History of NAS
In the early days of the University College of Ibadan, Ibadan, Nigeria, higher education was a near exclusive preserve of children from wealthy homes. The product of this middle upbringing, scions of business tycoons and colonial aristocracy, brought into the University College all their notions of class privilege and indifference to the social realities of the nation.
The handful of students from poorer backgrounds either stuck doggedly to their books, looking forward to the day when the prize of an academic degree would compensate their present indignities, or strove assiduously to be admitted to the sophisticated circle of their flashier peers. Ashamed of their peasant or worker background, some played on the ignorance of their parents who made prodigious sacrifices to enable their children join the aristocratic sets, in appearance and acquisitions at least. So thoroughly did they absorb the habits and ethics of the class to which they desperately aspired that they, in effect, even outdid the "natural" elite of the university campus.
At this time, University College, Ibadan was affiliated with the University of London and was one of the two higher institutions of learning (in the real sense of the words) in Nigeria.

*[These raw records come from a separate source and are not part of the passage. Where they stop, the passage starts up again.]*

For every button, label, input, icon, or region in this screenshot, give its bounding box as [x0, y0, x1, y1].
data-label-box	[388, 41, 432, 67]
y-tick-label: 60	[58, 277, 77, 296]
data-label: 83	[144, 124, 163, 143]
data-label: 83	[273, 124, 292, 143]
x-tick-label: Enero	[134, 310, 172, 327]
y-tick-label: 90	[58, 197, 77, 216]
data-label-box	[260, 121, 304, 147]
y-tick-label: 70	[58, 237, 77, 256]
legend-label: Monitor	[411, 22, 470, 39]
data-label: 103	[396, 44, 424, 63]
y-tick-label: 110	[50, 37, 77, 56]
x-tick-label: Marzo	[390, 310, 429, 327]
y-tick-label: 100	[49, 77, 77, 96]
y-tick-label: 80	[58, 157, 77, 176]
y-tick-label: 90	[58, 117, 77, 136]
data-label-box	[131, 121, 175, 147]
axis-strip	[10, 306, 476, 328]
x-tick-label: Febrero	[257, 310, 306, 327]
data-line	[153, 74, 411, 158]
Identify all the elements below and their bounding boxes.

Not surprisingly, student clubs were a reflection of these ambitions; so also was the orientation of the Student' Representative Council, which often made demands on the rest of the Nigerian community as if it was a body of exotic strangers from outer space.

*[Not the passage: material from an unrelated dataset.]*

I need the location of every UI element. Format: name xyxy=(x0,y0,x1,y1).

The 1950s also marked a heightening of the nationalist movement and the sad recourse to tribal alignments in the country. Quick as always to absorb the worst tendencies of many national movements, the University College, Ibadan, itself became a breeding ground for the worst kind of tribal thinking clubs, the Students' Representative Council, all forms of student activity, including sports, became mere expressions of tribal pettiness.
Beginning of Pyracy
It was against this background and to combat these negative tendencies that seven students founded the Pyrates Confraternity (PC) in 1952. Their original scroll written and signed by those founding fathers, listed below, remains a most valued item in the Pyrates Treasure Chest.
These men known as the Original Seven are:
1. Wole Soyinka
2. Ralph Okpara
3. Pius Oleghe
4. Ikpehare Aig-Imoukhuede
5. Nathaniel Oyelola
6. Olumuyiwa Awe
7. Sylvanus U. Egbuche
The Original Seven, at Tedder Hall Quadrangle, University College Ibadan. From left: Wole Soyinka,
Ikpehare Aig-Imoukhuede, Sylvanus Egbuche, Pius Oleghe, Nathaniel Oyelola, Muyiwa Awe, Ralph Okpara
Soon their rank increased to fifteen to become the "fifteen men on a dead man's chest". To combat tribalism within their ranks, they adopted pyratical names, different from their "lubbish" names, with no trace to any tribe or origin. Thus was born the Jolly Rogers l (JR1) deck which for a long time remained the mothership of the pyrates Confraternity.